Bir Olmanın Tanımı
Hayat denen şey her bir insanda farklı anlam kazanır. Dünyaya açılan her göz farklı görür onu. Hayatın rengi denen bir şeyde yoktur bana kalırsa. Kimisinde beyaz siyah, kimisinde siyah beyazken nasıl mümkün olabilirdi ki bu ?
Her ne kadar zaman zaman farklılıklarımız zorbalığa ve toplumlaşmaya neden olsa da hayatı güzel yapan da onlardır. Biz insanlar her nasıl mütemadiyen hayatımızdan yakınıyorsak hepimizin benzer olma durumunda da dünyayı çok sıkıcı bulacağımızı düşünüyorum.
Aynı zamanda farklılıklarımızın da bize yaratıcıdan gelen bir sınav olduğunu da düşünmemek de elde değil. Çünkü kendinden tamamen farklı birini tüm içtenlikle kabul etmek çok zor olsa gerek.
Aslında bizler bunu bir yerde başarıyoruz. Doğuştan hediye edilen ailemizde...
Kardeşimizle ne kadar yapımız farklı da olsa kardeş kardeştir deyip kabul ediyoruz onu. Her ne zaman ki bu tutumu bütün insanlık birbirine karşı gösterdiğinde gerçekten o zaman bir olabiliriz sanırım.
Lakin biz insanlar tabiatımızda o kadar derin duygular ve hisler taşıyoruz ki bunlar da bir olmamıza engel oluyor bence. En önemlisi bizler içimizde üstün olmak isteğini taşıyoruz. Bu isteğimiz doğal olarak kocaman bir duvar örüyor birlik olmamıza. Sonuçta bir olmak demek hiç bir farklılığı umursamadan, üstünlük taslamadan birbirimize yaslanmak değil midir?

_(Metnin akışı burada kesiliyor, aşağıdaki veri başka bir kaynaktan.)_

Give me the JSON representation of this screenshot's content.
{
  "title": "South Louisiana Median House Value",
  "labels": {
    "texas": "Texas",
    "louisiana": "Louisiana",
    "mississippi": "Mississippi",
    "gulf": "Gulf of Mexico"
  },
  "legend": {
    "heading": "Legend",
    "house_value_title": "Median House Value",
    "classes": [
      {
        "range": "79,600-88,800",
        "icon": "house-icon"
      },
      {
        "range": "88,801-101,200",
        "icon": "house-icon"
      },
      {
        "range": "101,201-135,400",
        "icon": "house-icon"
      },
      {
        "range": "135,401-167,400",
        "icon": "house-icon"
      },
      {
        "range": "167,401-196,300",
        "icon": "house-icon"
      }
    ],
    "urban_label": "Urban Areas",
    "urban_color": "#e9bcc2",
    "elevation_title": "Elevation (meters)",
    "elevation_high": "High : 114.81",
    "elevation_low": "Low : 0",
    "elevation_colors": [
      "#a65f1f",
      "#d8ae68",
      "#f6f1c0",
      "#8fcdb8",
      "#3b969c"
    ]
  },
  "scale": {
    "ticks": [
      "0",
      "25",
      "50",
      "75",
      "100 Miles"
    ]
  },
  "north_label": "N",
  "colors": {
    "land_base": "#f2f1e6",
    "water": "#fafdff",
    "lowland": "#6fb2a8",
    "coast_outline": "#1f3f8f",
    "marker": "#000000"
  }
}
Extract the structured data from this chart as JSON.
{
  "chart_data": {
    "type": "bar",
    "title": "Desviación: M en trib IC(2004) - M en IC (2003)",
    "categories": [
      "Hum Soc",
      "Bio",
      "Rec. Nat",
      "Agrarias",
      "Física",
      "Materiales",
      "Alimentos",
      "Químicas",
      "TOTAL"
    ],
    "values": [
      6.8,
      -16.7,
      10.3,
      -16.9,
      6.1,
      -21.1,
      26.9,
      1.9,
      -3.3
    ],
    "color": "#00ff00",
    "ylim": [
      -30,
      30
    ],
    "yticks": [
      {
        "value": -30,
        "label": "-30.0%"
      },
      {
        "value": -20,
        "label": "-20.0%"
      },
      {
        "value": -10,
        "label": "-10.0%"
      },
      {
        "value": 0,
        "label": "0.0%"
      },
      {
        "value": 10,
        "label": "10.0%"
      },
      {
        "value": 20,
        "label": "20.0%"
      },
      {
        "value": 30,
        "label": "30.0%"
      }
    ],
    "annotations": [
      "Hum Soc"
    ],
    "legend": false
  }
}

Şunu da unutmamak gerekir ; nasıl biz içimizde bu duyguyu yoğun bir biçimde taşıyorsak, aidiyet duygusunu da o kadar yoğun barındırıyoruz. Ve tarafsız bir biçimde "İnsan" olarak değerlendirdiğimizde bizler birbirimize aitiz.
İnsana insan zarar veriyorsa yine insana insan yardım ediyor. Bizler içimizdeki tahta egoyu değil de kardeşliği, ait olma duygusunu oturtturduğumuzda çoğu şey değişecektir bana kalırsa.
İnsanlığı bir yapboza benzetemem çünkü o yapboz tamamen bittiğinde hiç bir kuvvet onu bozamaz. Hoş ya biz insanları herhangi bir şeye benzetmeye de gerek yoktur. Çünkü bizler bir olduğumuzda bir olmanın tanımı oluruz...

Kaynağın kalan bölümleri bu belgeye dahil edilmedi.